FINANCIAL NEWS HIGHLIGHTS OF THE WEEK

  • The U.S. and China reached a partial trade deal. The U.S. will reduce tariffs from 15% to 7.5% on $120 billion of Chinese imports and cancel the tariffs that were to be imposed on December 15th. In exchange, China will increase its imports of U.S. goods and services.
  • American consumption remains healthy. While retail sales were soft in November, spending on services continues to be robust, leaving consumption tracking at 2-2.5% for the fourth quarter of 2019.
  • The Conservative party won a majority in the UK election, paving the way for Brexit in January 2020. The next step of securing a trade deal with the EU will likely be more challenging.

 


Partial Trade Deal Cuts Tariffs

Financial News: Retail Sales Growth is Slowing What a way to end the week. News of a potential phase one trade deal sent markets on a near-vertical climb. The S&P 500 hit a record-high upon digesting the news but fell back when more details emerged.
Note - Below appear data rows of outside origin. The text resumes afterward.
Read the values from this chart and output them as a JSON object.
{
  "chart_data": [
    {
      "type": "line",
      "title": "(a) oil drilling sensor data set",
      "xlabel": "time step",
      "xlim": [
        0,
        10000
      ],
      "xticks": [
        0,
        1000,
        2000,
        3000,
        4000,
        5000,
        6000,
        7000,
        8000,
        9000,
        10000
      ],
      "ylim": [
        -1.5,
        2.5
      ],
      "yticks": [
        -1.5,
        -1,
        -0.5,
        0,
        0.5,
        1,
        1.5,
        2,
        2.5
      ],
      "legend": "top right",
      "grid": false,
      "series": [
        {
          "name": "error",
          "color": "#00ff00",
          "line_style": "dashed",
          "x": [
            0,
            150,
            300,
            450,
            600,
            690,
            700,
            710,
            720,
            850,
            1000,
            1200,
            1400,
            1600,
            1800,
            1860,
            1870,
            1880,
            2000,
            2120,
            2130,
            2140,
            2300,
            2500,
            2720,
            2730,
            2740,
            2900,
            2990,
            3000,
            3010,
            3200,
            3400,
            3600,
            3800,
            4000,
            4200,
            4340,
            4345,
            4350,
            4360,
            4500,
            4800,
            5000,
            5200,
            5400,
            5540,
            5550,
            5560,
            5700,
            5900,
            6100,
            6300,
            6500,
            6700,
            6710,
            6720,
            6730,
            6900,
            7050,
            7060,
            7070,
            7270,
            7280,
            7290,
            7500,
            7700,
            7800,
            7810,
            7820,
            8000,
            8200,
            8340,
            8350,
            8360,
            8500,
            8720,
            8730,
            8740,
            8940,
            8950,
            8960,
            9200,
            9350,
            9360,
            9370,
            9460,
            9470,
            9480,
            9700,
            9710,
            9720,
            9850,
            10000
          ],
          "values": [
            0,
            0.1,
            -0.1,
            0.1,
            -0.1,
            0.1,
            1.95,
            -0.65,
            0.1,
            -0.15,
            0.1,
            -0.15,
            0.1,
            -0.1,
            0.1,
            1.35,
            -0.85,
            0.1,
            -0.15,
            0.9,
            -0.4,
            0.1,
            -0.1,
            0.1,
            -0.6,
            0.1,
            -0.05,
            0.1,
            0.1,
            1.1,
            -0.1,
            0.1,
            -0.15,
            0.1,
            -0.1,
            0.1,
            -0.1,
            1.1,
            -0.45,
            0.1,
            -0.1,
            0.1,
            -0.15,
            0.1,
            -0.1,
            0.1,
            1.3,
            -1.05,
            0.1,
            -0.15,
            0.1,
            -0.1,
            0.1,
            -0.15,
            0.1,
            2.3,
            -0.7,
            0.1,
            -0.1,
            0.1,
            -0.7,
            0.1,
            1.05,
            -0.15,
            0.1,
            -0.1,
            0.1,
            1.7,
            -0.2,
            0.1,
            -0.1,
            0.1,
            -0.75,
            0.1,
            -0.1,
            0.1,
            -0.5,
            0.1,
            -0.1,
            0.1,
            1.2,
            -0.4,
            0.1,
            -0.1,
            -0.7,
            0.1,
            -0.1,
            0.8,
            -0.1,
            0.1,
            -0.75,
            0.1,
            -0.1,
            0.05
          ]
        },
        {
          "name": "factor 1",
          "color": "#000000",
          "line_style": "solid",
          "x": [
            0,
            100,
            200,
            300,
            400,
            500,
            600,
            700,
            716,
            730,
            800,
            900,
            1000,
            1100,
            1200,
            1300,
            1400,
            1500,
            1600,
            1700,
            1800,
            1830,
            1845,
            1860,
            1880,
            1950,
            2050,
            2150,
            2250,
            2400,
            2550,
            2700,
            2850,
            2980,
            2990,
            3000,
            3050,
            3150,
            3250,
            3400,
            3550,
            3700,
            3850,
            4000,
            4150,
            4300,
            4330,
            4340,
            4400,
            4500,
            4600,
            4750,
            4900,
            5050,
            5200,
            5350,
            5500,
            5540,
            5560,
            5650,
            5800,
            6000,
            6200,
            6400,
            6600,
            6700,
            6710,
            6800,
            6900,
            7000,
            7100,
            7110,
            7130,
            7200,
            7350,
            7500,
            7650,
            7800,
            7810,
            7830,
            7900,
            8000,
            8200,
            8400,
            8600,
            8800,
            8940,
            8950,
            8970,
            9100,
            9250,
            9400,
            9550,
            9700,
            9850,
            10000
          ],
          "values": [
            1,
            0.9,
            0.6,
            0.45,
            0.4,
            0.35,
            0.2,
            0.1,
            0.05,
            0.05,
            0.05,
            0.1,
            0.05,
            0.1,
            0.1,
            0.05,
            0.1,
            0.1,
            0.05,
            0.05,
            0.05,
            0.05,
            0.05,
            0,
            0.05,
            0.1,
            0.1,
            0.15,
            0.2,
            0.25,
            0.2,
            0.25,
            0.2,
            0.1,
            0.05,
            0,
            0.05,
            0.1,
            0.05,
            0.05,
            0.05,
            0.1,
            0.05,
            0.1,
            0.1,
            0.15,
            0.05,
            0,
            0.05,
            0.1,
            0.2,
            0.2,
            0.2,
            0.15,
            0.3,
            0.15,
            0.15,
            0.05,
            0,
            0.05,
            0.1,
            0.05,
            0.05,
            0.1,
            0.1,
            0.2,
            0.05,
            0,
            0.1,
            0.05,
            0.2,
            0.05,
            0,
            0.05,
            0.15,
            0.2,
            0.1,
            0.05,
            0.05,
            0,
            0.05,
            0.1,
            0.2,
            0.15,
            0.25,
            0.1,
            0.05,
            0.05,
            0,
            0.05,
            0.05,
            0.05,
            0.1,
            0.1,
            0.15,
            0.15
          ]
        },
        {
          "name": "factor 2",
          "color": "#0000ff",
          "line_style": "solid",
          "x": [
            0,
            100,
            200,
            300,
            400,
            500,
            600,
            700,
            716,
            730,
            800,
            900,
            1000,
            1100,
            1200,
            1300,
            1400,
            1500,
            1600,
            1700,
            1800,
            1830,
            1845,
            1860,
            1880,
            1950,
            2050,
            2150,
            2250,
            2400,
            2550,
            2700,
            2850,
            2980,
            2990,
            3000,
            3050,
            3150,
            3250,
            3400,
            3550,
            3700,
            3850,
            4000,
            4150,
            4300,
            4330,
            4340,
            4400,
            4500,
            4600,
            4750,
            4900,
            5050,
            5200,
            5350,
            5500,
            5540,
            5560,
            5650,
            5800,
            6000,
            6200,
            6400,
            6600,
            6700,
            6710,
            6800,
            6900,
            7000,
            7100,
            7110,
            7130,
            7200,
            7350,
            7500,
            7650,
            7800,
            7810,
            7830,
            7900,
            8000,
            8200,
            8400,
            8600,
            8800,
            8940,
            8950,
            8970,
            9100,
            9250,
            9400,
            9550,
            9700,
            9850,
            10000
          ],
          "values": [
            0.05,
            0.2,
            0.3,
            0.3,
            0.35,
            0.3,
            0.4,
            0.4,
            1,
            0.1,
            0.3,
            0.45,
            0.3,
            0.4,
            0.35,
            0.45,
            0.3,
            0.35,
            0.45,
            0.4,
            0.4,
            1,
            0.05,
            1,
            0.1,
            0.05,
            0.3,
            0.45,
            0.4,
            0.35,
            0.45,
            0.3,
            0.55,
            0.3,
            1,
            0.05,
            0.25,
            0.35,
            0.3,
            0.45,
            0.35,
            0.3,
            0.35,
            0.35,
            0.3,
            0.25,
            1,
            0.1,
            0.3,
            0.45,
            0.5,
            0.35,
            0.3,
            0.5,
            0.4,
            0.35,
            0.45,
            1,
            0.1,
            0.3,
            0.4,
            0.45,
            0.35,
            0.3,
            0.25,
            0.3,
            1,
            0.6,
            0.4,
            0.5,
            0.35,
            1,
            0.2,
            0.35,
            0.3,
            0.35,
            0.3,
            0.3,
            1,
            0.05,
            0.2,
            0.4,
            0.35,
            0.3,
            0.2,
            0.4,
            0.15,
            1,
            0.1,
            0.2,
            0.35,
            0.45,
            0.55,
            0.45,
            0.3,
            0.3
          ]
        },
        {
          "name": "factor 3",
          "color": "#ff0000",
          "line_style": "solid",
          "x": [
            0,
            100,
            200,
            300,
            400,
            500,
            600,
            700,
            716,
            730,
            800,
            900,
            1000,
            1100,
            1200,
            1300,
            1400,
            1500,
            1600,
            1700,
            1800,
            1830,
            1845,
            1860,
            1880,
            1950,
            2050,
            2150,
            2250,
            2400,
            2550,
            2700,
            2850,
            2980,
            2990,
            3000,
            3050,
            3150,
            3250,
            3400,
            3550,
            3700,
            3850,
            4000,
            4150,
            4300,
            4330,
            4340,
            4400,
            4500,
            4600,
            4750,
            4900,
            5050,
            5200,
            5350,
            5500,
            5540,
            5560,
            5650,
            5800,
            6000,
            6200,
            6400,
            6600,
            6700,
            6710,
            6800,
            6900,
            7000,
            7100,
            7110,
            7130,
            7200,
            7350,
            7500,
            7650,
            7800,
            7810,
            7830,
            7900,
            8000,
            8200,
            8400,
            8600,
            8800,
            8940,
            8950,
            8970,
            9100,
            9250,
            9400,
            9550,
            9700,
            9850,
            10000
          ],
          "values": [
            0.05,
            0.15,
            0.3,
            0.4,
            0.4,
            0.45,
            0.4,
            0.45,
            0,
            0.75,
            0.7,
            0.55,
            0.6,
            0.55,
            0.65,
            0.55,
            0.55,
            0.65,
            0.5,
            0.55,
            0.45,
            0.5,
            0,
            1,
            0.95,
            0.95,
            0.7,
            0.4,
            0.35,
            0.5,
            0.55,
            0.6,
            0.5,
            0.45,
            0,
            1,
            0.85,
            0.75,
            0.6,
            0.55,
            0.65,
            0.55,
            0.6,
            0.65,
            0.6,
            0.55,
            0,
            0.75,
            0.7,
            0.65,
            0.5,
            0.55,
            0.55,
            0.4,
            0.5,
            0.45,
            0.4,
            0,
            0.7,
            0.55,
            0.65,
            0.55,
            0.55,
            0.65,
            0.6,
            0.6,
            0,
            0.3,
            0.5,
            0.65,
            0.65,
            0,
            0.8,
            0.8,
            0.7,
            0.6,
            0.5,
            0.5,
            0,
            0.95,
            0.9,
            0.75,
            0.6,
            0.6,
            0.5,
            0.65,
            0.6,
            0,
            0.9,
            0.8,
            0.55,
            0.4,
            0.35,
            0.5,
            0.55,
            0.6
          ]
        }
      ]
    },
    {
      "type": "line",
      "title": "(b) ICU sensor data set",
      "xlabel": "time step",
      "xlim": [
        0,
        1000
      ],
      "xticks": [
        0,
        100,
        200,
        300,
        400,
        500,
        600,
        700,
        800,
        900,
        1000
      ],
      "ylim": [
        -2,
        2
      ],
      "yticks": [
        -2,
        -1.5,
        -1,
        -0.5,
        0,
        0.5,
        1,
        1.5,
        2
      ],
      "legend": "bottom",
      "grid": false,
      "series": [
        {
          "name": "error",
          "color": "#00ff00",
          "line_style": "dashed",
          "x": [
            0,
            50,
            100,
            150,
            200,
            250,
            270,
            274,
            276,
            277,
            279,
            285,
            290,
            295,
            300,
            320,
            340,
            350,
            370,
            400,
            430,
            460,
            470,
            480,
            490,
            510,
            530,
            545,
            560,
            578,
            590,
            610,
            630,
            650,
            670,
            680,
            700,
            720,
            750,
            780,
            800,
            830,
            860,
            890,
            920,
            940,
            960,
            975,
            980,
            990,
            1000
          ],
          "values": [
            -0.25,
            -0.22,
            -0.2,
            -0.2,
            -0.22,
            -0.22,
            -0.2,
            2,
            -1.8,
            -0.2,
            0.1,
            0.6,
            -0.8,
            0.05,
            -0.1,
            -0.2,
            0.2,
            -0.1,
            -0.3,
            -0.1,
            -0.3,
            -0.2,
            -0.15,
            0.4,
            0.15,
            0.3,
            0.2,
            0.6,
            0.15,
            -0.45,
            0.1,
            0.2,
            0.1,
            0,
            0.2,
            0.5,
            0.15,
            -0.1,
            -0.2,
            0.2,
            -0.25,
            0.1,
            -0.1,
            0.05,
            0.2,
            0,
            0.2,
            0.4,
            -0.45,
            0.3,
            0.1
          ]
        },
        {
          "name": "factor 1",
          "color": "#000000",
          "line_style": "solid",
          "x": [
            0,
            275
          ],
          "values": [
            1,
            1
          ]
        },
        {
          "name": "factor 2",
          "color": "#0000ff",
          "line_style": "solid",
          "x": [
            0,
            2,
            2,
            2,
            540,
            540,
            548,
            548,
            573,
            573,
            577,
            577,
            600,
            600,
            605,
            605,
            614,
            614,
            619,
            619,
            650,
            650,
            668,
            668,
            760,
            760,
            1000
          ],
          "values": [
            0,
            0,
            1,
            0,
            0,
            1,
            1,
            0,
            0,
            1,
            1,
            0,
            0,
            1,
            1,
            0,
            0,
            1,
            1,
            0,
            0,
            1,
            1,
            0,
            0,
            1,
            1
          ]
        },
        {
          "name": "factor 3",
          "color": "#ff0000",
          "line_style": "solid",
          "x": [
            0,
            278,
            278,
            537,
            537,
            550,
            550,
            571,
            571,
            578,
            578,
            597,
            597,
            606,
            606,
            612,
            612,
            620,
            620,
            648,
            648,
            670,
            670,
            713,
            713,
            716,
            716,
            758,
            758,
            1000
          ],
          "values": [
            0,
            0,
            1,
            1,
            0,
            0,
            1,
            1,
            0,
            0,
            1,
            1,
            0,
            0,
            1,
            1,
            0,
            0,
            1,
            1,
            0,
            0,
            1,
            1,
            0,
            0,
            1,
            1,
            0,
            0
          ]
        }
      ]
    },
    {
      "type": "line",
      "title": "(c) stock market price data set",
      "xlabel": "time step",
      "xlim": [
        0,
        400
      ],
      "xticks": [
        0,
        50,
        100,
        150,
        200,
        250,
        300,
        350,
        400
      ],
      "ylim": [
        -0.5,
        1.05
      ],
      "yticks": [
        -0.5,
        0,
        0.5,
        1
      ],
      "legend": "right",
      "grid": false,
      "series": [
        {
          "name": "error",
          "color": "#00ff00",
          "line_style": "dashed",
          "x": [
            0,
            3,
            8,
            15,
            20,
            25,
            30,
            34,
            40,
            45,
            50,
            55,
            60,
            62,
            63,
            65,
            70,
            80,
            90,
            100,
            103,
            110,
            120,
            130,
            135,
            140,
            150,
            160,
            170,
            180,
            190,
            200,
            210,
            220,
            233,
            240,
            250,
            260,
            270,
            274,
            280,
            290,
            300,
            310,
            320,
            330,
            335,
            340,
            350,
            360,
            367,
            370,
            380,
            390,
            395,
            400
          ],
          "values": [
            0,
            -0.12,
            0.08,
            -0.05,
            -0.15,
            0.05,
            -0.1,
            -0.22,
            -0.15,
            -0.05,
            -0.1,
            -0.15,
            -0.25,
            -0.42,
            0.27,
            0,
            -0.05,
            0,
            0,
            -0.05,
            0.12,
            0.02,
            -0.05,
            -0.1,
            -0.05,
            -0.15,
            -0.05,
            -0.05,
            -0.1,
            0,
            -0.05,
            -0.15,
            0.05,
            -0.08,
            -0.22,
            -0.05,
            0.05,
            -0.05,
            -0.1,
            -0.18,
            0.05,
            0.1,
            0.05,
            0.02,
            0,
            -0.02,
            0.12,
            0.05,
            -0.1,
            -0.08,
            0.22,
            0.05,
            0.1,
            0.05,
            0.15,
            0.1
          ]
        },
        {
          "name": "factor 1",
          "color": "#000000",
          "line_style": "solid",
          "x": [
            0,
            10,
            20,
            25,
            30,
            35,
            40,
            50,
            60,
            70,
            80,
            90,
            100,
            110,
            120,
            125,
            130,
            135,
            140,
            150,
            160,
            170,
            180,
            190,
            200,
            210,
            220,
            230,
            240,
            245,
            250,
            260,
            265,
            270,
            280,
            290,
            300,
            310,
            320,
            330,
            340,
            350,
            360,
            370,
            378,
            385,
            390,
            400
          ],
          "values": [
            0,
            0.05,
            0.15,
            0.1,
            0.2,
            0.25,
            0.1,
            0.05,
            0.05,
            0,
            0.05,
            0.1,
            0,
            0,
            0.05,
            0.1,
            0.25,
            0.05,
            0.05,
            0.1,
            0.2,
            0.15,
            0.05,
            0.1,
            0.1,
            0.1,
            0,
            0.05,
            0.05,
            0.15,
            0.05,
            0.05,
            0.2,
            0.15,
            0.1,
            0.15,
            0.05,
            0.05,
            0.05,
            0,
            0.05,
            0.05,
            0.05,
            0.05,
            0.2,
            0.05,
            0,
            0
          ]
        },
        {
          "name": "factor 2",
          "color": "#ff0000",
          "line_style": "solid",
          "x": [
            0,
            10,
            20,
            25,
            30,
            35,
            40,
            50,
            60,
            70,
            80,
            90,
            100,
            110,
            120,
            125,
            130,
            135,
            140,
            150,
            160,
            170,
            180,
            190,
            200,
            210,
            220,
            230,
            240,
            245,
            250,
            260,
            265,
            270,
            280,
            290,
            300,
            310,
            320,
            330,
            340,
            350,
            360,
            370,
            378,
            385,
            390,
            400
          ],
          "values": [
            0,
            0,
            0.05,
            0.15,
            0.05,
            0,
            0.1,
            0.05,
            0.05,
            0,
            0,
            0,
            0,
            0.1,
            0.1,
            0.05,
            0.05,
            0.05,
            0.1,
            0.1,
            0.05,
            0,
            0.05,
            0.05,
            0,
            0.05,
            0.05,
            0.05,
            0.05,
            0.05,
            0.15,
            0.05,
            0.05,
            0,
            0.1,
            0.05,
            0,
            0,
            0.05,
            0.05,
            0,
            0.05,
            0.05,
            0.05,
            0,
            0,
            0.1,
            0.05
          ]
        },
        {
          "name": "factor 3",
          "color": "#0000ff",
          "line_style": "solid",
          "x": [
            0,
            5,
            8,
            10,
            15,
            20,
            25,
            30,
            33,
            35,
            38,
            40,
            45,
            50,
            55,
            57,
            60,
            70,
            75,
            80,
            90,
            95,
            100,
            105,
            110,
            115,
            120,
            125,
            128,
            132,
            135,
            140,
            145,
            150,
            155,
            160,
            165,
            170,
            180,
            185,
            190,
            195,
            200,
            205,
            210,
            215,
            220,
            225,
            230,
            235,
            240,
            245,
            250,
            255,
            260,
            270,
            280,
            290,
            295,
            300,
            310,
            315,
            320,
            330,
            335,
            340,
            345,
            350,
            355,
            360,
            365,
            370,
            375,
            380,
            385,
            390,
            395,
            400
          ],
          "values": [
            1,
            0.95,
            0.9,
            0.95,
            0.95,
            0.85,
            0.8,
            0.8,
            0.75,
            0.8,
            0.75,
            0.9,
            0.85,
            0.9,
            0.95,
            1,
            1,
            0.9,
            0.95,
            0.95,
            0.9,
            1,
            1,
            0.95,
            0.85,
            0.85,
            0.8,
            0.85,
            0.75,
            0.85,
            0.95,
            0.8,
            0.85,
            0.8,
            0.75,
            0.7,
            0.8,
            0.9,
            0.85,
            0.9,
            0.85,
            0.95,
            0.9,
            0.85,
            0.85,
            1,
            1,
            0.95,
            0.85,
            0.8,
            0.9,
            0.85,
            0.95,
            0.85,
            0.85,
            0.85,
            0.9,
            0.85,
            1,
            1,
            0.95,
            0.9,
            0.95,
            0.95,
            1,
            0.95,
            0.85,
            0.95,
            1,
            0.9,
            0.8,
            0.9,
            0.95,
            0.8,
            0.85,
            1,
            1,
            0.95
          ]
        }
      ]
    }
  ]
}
For the week, it was up 0.8% at the time of writing.

Details of the deal are still to come, but the Office of the United Stated Trade Representative stated that the U.S. will reduce tariffs from 15% to 7.5% on $120 billion of Chinese imports and cancel the tariffs that were to be imposed on December 15th. In exchange, China will substantially increase its imports of U.S. goods and services. We do not have any official figures on this, however. It is quite possible, that this “deal” is a head fake.

For the time being, with tariffs on Chinese consumer goods now off the table, U.S. retailers will be breathing sighs of relief, especially as retail sales growth has been slowing recently (Chart 1). Indeed, November data, released today, showed retail sales advanced by a soft 0.2% on a month-on-month basis. While spending on goods took a step down, consumption in services was buoyant in the third quarter. The Quarterly Services Survey had revenues in the services sector growing by 5.8% annualized. Overall, these data imply that consumption continues to drive the U.S. economy forward.

Even with all the vibrancy in spending, price pressures are muted. Consumer price inflation in November increased to 2.1% year-on-year from 1.8% in October, but this was mainly due to energy prices. Stripping out energy and food prices, core price inflation remained steady at 2.3%. Past tariffs, too, appear to be not have been fully passed through to consumers. This can be attributed to U.S. retailers absorbing higher prices, as well as a rising U.S. dollar (Chart 2).

Financial News: U.S. Dollar Continues to Appreciate Taking stock of the developments for the week, the Fed will be more than comfortable with their decision to take their foot off the pedal on Wednesday. Consumption remains robust, inflation pressures are muted, and past interest rate cuts are still working their way through the economy. On top of this, global uncertainty could be abating. Specifically, surrounding Brexit.

The Conservative Party won a resounding majority in the United Kingdom election. With this result in hand, Prime Minister Boris Johnson should be able to lead the country out of the EU. Anticipating this outcome, the pound appreciated, and UK bond yields moved higher. But leaving the EU is only the first hurdle. Next on the agenda is for the parties to agree on a trade deal. This will likely lead to a messier second chapter of the Brexit saga (see commentary).

The end game on Brexit and the China-U.S. trade war remains uncertain. Even what seems like progress towards unwinding uncertainty, reveals more uncertainty. This will continue to be one of the key forces influencing the global outlook in 2020.